已解決430363個問題，去搜搜看，總會有你想問的

我想從python中的兩個嵌入文檔中獲取語義相似的單詞列表

首頁猿問我想從python中的兩個嵌入文檔...

我想從python中的兩個嵌入文檔中獲取語義相似的單詞列表

Python

阿波羅的戰車 2022-10-05 17:00:46

我正在研究在 python 中嵌入文本。我發現兩個文檔與 Doc2vec 模型的相似之處。
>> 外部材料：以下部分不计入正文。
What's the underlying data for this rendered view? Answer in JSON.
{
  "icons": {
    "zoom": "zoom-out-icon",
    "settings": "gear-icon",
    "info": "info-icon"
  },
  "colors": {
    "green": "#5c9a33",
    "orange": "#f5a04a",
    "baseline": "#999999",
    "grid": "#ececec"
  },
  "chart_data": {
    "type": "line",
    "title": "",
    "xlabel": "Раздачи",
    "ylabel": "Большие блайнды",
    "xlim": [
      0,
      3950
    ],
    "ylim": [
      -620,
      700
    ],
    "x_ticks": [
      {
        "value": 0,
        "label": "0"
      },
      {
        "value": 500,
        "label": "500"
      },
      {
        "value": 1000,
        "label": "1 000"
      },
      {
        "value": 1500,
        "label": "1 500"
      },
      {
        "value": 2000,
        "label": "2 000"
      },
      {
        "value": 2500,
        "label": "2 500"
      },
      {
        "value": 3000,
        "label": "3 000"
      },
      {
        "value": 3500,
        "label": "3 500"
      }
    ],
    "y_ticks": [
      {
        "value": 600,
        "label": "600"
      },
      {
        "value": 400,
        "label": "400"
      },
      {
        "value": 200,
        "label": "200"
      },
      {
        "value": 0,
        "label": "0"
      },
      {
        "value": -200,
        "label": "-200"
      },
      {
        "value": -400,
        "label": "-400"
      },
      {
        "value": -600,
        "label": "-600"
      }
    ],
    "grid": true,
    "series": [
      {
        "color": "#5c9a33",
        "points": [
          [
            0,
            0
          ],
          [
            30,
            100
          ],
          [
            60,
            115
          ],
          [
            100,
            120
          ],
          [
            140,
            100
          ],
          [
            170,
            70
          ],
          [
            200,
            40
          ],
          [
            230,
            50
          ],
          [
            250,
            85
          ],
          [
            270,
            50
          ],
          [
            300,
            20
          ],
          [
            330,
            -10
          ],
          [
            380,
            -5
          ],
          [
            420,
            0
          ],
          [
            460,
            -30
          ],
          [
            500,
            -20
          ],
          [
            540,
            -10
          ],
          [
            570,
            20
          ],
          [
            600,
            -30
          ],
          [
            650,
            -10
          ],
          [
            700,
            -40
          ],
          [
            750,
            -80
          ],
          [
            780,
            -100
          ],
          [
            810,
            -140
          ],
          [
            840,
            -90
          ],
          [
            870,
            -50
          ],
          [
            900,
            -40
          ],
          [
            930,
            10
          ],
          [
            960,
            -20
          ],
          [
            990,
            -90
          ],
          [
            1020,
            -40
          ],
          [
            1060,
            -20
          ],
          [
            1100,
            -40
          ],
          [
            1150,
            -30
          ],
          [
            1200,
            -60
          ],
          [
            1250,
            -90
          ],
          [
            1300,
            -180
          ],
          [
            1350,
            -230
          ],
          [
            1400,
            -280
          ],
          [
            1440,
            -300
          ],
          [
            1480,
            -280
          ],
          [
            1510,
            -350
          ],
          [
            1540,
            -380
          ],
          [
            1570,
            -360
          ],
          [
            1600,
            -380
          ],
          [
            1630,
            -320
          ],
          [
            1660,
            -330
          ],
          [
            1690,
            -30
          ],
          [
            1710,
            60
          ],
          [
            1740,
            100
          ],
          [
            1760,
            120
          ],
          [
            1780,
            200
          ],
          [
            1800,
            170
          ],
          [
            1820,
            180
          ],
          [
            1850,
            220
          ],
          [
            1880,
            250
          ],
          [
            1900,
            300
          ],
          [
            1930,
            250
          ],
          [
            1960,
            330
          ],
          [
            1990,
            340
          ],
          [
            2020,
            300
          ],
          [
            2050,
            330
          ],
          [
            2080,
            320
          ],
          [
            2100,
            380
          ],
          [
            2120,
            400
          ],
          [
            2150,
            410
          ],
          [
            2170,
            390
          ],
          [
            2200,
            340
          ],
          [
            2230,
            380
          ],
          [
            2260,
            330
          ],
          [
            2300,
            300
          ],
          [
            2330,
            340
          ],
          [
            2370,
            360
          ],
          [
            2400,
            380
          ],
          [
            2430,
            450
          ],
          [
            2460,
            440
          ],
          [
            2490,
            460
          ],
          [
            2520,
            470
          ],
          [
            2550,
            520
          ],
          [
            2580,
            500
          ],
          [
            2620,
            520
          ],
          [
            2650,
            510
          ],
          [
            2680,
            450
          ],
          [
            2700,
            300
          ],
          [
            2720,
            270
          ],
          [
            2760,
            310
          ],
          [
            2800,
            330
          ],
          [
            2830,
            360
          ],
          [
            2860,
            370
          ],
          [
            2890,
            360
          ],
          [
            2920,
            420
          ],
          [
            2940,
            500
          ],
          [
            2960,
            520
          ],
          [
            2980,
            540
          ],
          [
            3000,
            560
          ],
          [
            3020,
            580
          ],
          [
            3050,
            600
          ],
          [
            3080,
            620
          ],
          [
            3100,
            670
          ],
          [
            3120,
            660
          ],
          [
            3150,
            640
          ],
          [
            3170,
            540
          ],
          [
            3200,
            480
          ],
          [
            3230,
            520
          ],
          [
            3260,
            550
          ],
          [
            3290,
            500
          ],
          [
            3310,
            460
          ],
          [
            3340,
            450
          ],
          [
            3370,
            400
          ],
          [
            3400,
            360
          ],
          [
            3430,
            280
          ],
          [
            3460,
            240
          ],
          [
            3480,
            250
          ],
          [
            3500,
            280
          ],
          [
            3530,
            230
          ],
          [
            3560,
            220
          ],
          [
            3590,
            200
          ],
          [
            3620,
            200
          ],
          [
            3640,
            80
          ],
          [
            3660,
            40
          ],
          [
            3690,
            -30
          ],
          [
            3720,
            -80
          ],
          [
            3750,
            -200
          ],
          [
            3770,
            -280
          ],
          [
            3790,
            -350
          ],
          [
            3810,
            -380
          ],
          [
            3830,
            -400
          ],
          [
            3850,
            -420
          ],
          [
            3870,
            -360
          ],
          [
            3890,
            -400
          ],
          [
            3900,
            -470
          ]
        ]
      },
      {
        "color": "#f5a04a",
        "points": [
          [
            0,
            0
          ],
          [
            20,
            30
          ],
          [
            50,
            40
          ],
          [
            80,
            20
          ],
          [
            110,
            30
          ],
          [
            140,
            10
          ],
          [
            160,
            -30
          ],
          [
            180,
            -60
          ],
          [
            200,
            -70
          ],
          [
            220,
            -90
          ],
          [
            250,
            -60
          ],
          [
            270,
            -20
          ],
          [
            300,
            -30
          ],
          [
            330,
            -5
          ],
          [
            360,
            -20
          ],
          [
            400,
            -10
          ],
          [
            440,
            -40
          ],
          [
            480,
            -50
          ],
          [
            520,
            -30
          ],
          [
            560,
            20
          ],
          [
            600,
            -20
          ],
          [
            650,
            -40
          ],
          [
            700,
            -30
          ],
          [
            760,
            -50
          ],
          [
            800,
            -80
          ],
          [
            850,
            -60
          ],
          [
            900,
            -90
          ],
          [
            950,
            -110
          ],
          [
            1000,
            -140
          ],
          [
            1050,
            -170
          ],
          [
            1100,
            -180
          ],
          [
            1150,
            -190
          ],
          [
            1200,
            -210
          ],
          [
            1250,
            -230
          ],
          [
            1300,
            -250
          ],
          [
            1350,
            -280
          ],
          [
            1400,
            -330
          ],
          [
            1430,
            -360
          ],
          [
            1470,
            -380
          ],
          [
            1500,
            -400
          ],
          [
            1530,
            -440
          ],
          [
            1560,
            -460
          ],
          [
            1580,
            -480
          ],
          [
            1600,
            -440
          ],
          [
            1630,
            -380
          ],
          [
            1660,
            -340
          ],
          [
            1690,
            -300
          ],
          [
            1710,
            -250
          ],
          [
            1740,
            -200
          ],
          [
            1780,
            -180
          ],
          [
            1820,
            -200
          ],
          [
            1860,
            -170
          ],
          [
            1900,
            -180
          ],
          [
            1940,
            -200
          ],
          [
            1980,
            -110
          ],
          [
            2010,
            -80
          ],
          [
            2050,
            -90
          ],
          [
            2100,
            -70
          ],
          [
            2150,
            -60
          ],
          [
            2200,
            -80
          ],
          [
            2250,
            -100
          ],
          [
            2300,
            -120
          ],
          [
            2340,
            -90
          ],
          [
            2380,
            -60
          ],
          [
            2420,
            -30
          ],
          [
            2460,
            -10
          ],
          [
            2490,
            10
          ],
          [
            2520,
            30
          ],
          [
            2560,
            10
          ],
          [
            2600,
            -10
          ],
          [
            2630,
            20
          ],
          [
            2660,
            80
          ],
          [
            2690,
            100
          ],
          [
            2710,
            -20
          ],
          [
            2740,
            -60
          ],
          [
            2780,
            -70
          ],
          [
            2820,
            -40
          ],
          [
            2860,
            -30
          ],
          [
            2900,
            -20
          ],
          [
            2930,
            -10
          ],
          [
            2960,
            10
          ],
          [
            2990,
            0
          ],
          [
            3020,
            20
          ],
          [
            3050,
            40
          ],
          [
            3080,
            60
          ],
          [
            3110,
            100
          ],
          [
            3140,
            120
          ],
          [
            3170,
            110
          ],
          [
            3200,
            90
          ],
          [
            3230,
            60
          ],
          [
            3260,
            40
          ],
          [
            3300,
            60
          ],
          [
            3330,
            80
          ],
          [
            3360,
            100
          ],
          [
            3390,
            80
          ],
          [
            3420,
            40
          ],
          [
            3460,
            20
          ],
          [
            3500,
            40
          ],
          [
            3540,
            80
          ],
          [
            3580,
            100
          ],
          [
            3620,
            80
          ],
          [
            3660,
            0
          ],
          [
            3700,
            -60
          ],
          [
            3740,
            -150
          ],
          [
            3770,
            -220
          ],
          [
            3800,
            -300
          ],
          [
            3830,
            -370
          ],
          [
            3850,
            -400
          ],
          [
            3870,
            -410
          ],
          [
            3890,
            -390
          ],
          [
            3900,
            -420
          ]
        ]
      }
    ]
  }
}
代碼如下：for doc_id in range(len(train_corpus)): inferred_vector = model.infer_vector(train_corpus[doc_id].words) # it takes each document words as a input and produce vector of each document sims = model.docvecs.most_similar([inferred_vector], topn=len(model.docvecs)) # it takes list of all document's vector as a input and compare those with the trained vectors and gives the most similarity of 1st document to other and then second to other and so on . print('Document ({}): ?{}?\n'.format(doc_id, ' '.join(train_corpus[doc_id].words))) print(u'SIMILAR/DISSIMILAR DOCS PER MODEL %s:\n' % model) for label, index in [('MOST', 0), ('SECOND-MOST', 1), ('MEDIAN', len(sims)//2), ('LEAST', len(sims) - 1)]: print(u'%s %s: ?%s?\n' % (label, sims[index], ' '.join(train_corpus[sims[index][0]].words)))現在，從這兩個嵌入的文檔中，我如何才能從這些特定文檔中提取一組語義相似的單詞。請幫幫我。

查看完整描述

1 回答

www說

TA貢獻1775條經驗獲得超8個贊

只有某些Doc2Vec模式也訓練詞向量：（dm=1默認）或（DBOW doc-vectors，但添加了 skip-gram 詞向量。如果您使用過這種模式，那么您的屬性dm=0, dbow_words=1中將會有詞向量。model.wv

調用model.wv.similarity(word1, word2)方法將為您提供任何 2 個單詞的成對相似性。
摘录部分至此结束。